We’re so desperate to be read, watched, listened to, that we’ll willingly drop the value of what we make to zero… and we often still find ourselves struggling to find willing readers, watchers, and listeners. Ironically, the reason we probably can’t find an audience for our work is that we’re not actually very interested in engaging with the work of others like us. We’ll write short stories or poems or paint pictures but then spend our free time binge-watching reality TV shows or blockbuster movies or Nintendo games–we’re consuming as much as we create, certainly, but if we’re not consuming the same kinds of stuff as what we’re making, we end up with gluts of certain kinds of work that will never be enjoyed. As creators, we need to be smarter about where we direct our attention as consumers if we want to ensure we end up with an audience for the work we most enjoy making.

Over at Island, editor Matthew Lamb recently introduced a policy in which the magazine will only publish submissions from subscribers. There’s something a little ridiculous about the idea that anybody would want to have their work published in a journal they don’t even want to read, but that’s what happens when the maker-taker balance tips out of equilibrium. The more I think about Lamb’s approach, the more I appreciate it: if you want to make, you need to take; if you want an audience for your work, you need to be willing to engage with the work of others on your level. If you find the idea of having to read stories in order to have your own story published a little distasteful, you’ll soon find yourself facing a terrifying question: would you even want to consume the work you’re creating? (If you wouldn’t, the only rational reaction would be to stop making it, or at least stop trying to get it published!)

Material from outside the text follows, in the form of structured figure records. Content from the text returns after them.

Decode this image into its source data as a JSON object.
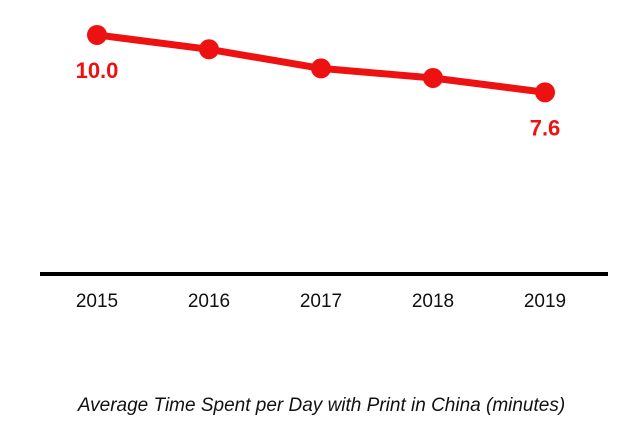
{
  "chart_data": {
    "type": "line",
    "title": "",
    "caption": "Average Time Spent per Day with Print in China (minutes)",
    "xlabel": "",
    "ylabel": "",
    "categories": [
      "2015",
      "2016",
      "2017",
      "2018",
      "2019"
    ],
    "series": [
      {
        "values": [
          10.0,
          9.4,
          8.6,
          8.2,
          7.6
        ]
      }
    ],
    "data_labels": [
      {
        "index": 0,
        "text": "10.0"
      },
      {
        "index": 4,
        "text": "7.6"
      }
    ],
    "ylim": [
      0,
      10.5
    ],
    "grid": false,
    "legend": "none",
    "colors": {
      "series": "#ee1111",
      "axis": "#000000",
      "text": "#111111"
    }
  }
}
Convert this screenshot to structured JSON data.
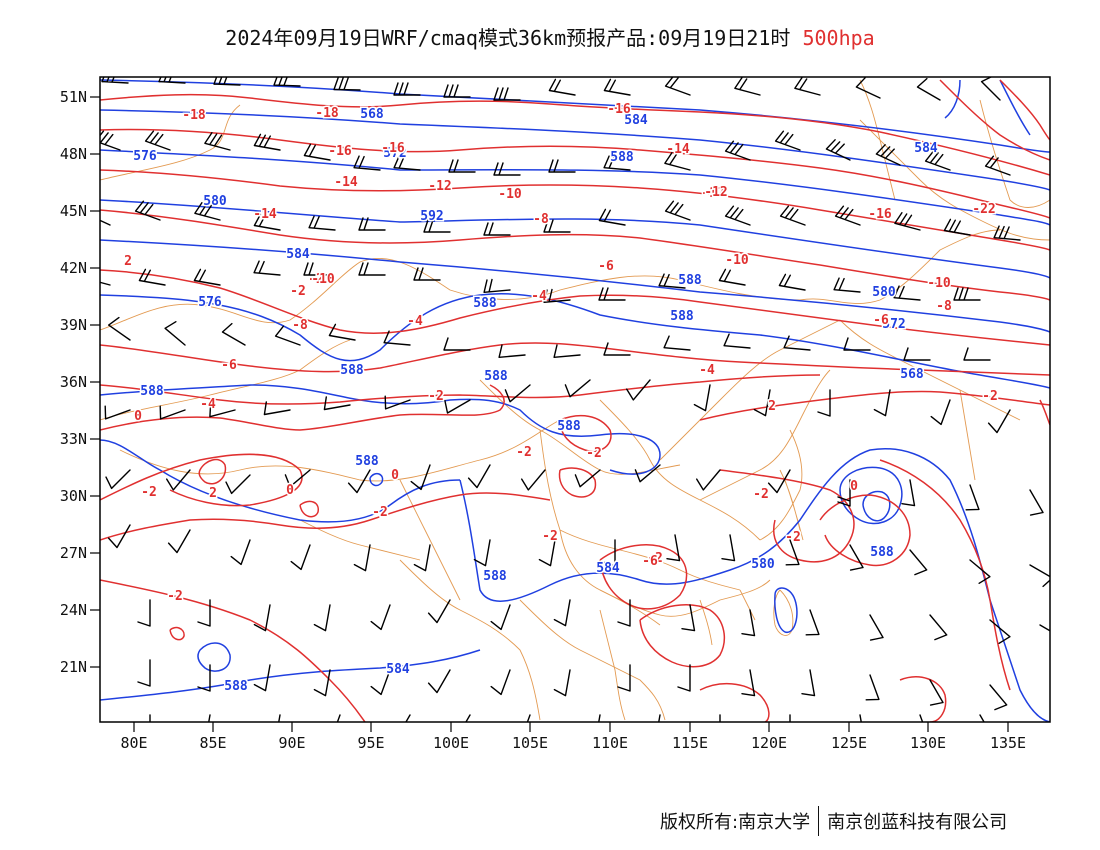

These are the thoughts that swirl around my head almost every minute of every day: I don’t read enough. I don’t write enough. I read too much. I write too much. I don’t read the right stuff. I don’t write the right stuff.

Lately, I’ve been trying to identify where things have most been out of alignment. I’m reading more in general and watching less terrible American sitcoms (though I can’t cut them out completely! It’s a sickness!). I’m focusing on more actively seeking out work written by those I know, or taking recommendations from Australian booksellers with a vested interest in supporting local writers, instead of relying on Amazon’s indifferent recommendation robots. In short: I’m trying to consume more thoughtfully and creatively.

On Twitter, Ryan O’Neill recently suggested we perhaps need ‘Less Creative Writing and more Creative Reading classes’. He might be right, but for now, we can teach ourselves. We can try our best to remember that if we want to make, we need to first figure out how, and what, to take.